There is no single or simple answer to the stagnation of wages and to high and rising inequality. Governments across the world have helped mitigate the problem through a combination of progressive taxation, transfers to the most vulnerable in society, and regulations that aim to curb monopoly power and enhance the welfare of workers. This is another area where the United States falls short. Comparing its GINI coefficient post 2010 before and after taxes and transfers, it declines by about 18% - i.e. in the direction of improved equality. However, this same measure declines by nearly 30% in Germany and 40% in Finland OECD, 2016), and the United States redistributes less than any other OECD country except for Japan, Switzerland, Mexico, Korea and Chile.
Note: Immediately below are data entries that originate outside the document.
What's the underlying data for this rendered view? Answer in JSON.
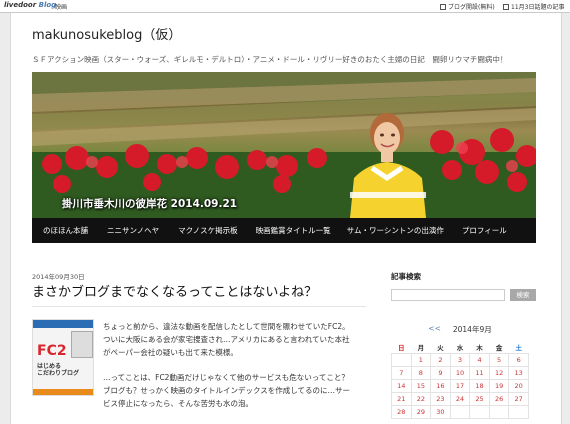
{
  "topbar": {
    "logo_main": "livedoor",
    "logo_blog": "Blog",
    "category": "映画",
    "link1": "ブログ開設(無料)",
    "link2": "11月3日話題の記事"
  },
  "site": {
    "title": "makunosukeblog（仮）",
    "description": "ＳＦアクション映画（スター・ウォーズ、ギレルモ・デルトロ）・アニメ・ドール・リヴリー好きのおたく主婦の日記　闘卵リウマチ闘病中！"
  },
  "hero": {
    "caption": "掛川市垂木川の彼岸花  2014.09.21"
  },
  "nav": {
    "items": [
      "のほほん本舗",
      "ニニサンノヘヤ",
      "マクノスケ掲示板",
      "映画鑑賞タイトル一覧",
      "サム・ワーシントンの出演作",
      "プロフィール"
    ]
  },
  "post": {
    "date": "2014年09月30日",
    "title": "まさかブログまでなくなるってことはないよね？",
    "book": {
      "fc2": "FC2",
      "subtitle_1": "はじめる",
      "subtitle_2": "こだわりブログ"
    },
    "paragraphs": [
      "ちょっと前から、違法な動画を配信したとして世間を賑わせていたFC2。",
      "ついに大阪にある会が家宅捜査され…アメリカにあると言われていた本社",
      "がペーパー会社の疑いも出て来た模様。",
      "…ってことは、FC2動画だけじゃなくて他のサービスも危ないってこと？",
      "ブログも？せっかく映画のタイトルインデックスを作成してるのに…サー",
      "ビス停止になったら、そんな苦労も水の泡。"
    ]
  },
  "sidebar": {
    "search_title": "記事検索",
    "search_button": "検索",
    "calendar": {
      "prev": "<<",
      "month": "2014年9月",
      "weekdays": [
        "日",
        "月",
        "火",
        "水",
        "木",
        "金",
        "土"
      ],
      "rows": [
        [
          "",
          "1",
          "2",
          "3",
          "4",
          "5",
          "6"
        ],
        [
          "7",
          "8",
          "9",
          "10",
          "11",
          "12",
          "13"
        ],
        [
          "14",
          "15",
          "16",
          "17",
          "18",
          "19",
          "20"
        ],
        [
          "21",
          "22",
          "23",
          "24",
          "25",
          "26",
          "27"
        ],
        [
          "28",
          "29",
          "30",
          "",
          "",
          "",
          ""
        ]
      ]
    }
  },
  "colors": {
    "nav_background": "#111111",
    "calendar_day": "#cc3333",
    "sunday": "#dd2222",
    "saturday": "#2277cc"
  }
}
The Federal minimum wage in the United States is lower today in real terms than in 1980. It is profoundly ironic that the Trump administration, which may owe its election to rising inequality, is advocating cuts in health care for the poor, as well as cuts in corporate taxation that would reduce the already modest redistributive effect of government in the United States. 
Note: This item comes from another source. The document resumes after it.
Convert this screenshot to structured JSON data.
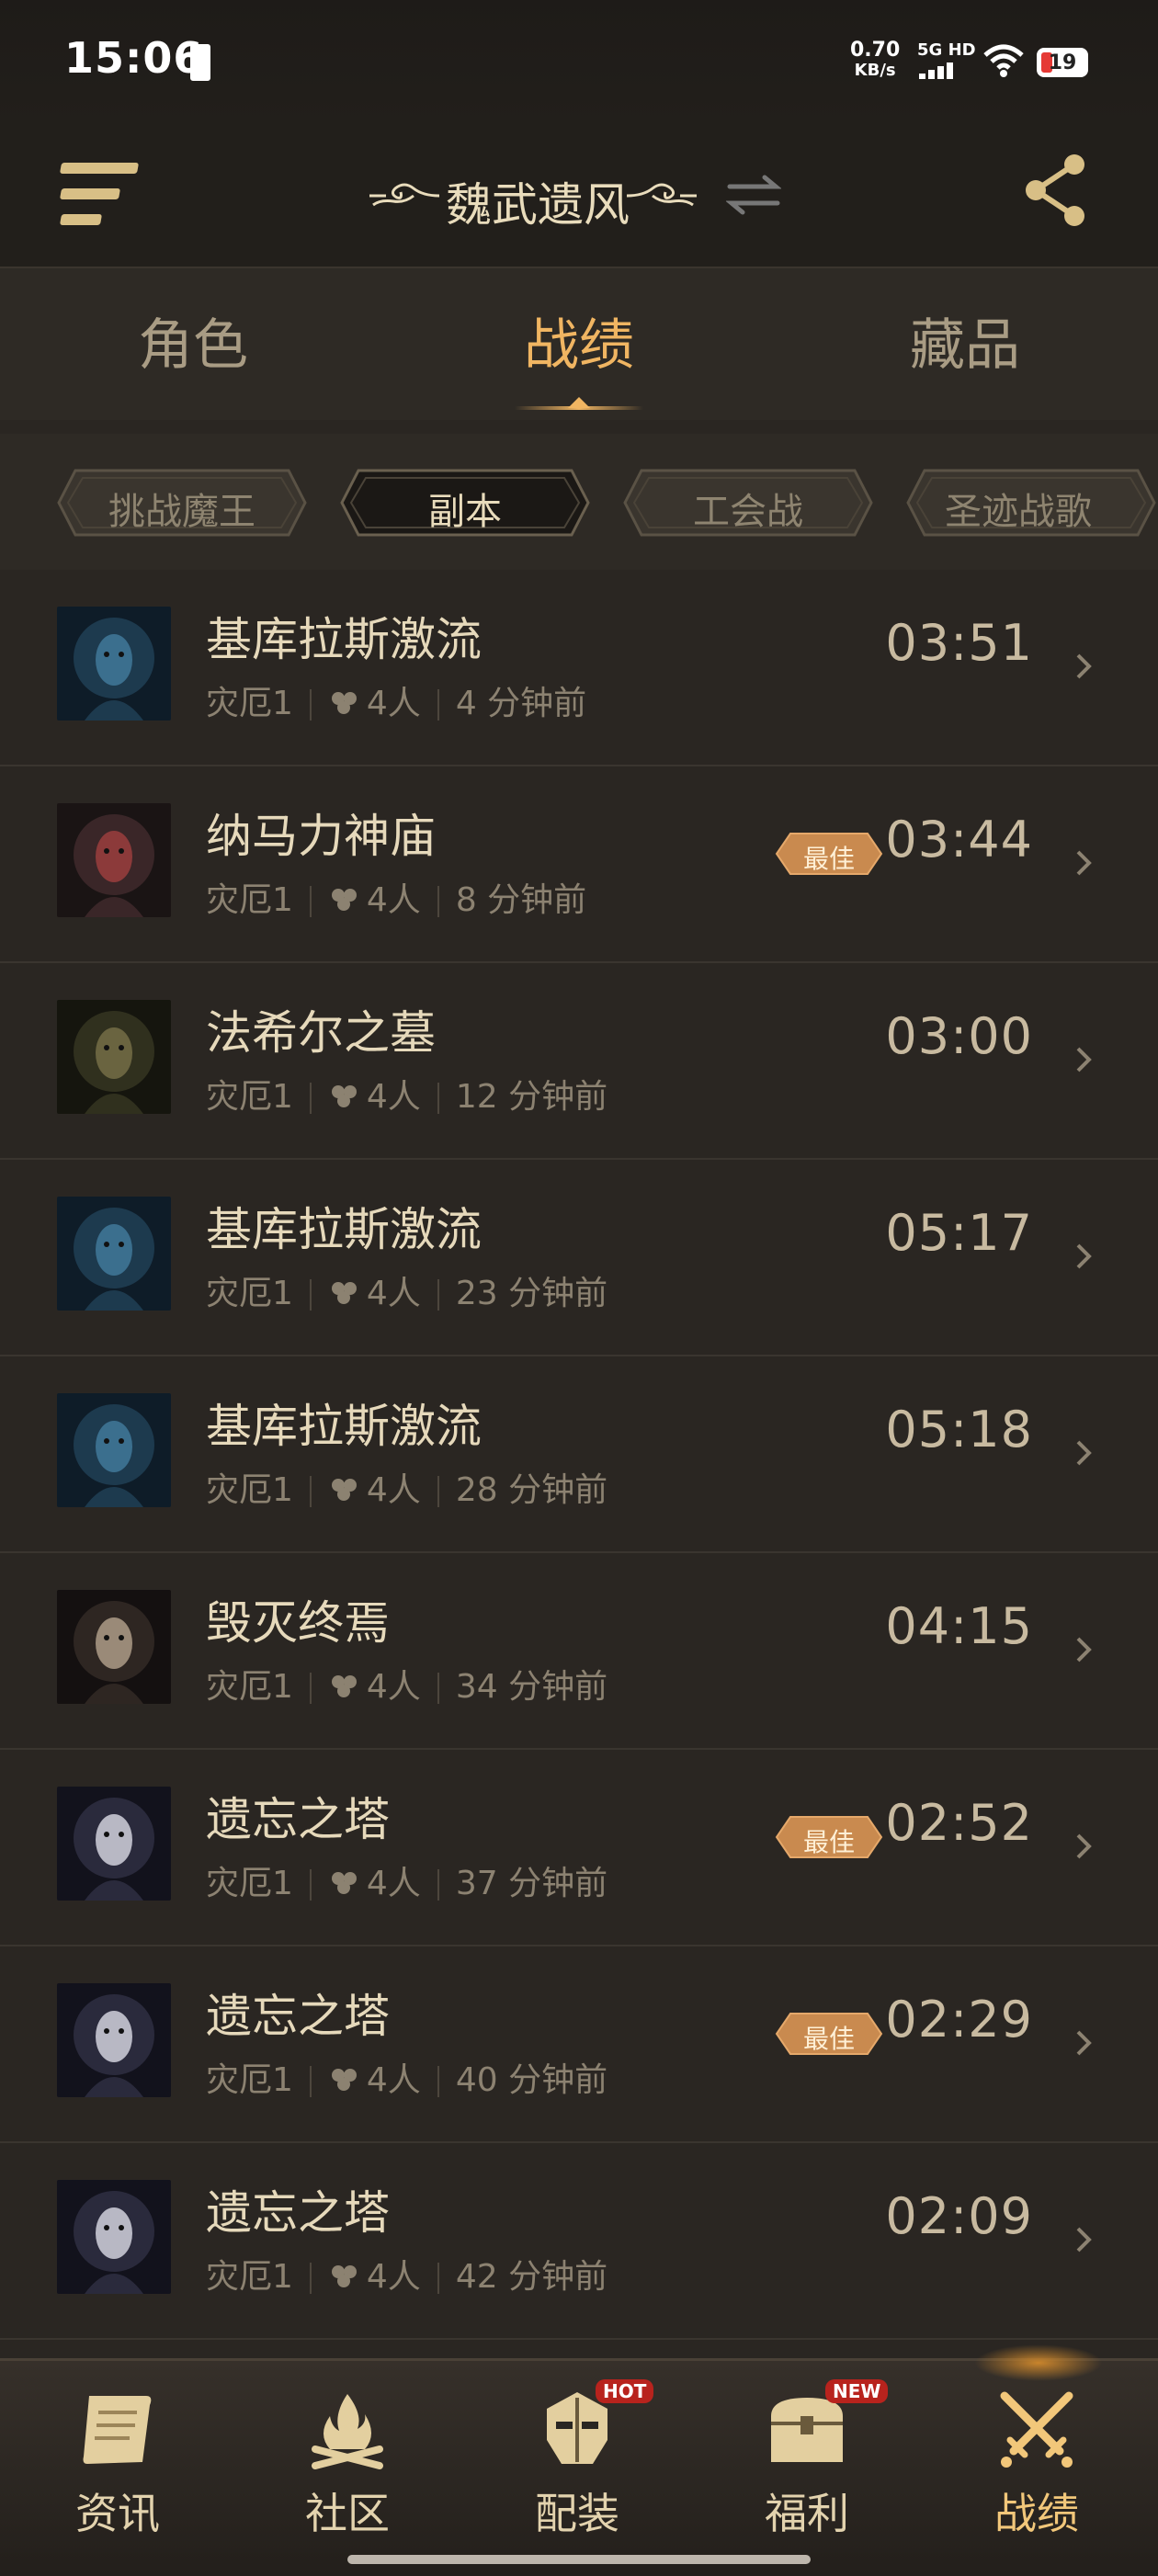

In most countries there is a rich agenda of fiscal and regulatory reform which can increase the progressivity of taxes and transfers, without at the same time burdening the economy with unsustainable budget deficits or dulled incentives. Detailing these steps goes beyond the scope of this brief, but the strategy nearly always entails eliminating wasteful subsidies, making social and infrastructure spending better targeted, improving the efficiency of public services, especially in education and health, rationalizing labor and product market regulations, fighting tax evasion, and eliminating what Americans call “tax expenditures” – arbitrary tax exemptions that favor specific interest groups (IMF, 2016; Dadush, Dervis, et al. 2012). 

Conclusion 

This brief has argued that, while not the only cause, wage stagnation and rising inequality in the United States helps us understand the turn of the United States towards protectionism and economic nationalism. Countries are already busy rethinking their foreign policies. They should also be keen both to learn from the United States’ remarkable success in generating wealth and its remarkable failure in rewarding workers for their increased productivity and in alleviating poverty. Governments should persist in encouraging technological innovation, globalization, education and gender parity. Most important now is to take a fresh look at how governments can enhance their redistributive role without undermining fiscal sustainability and dulling incentives.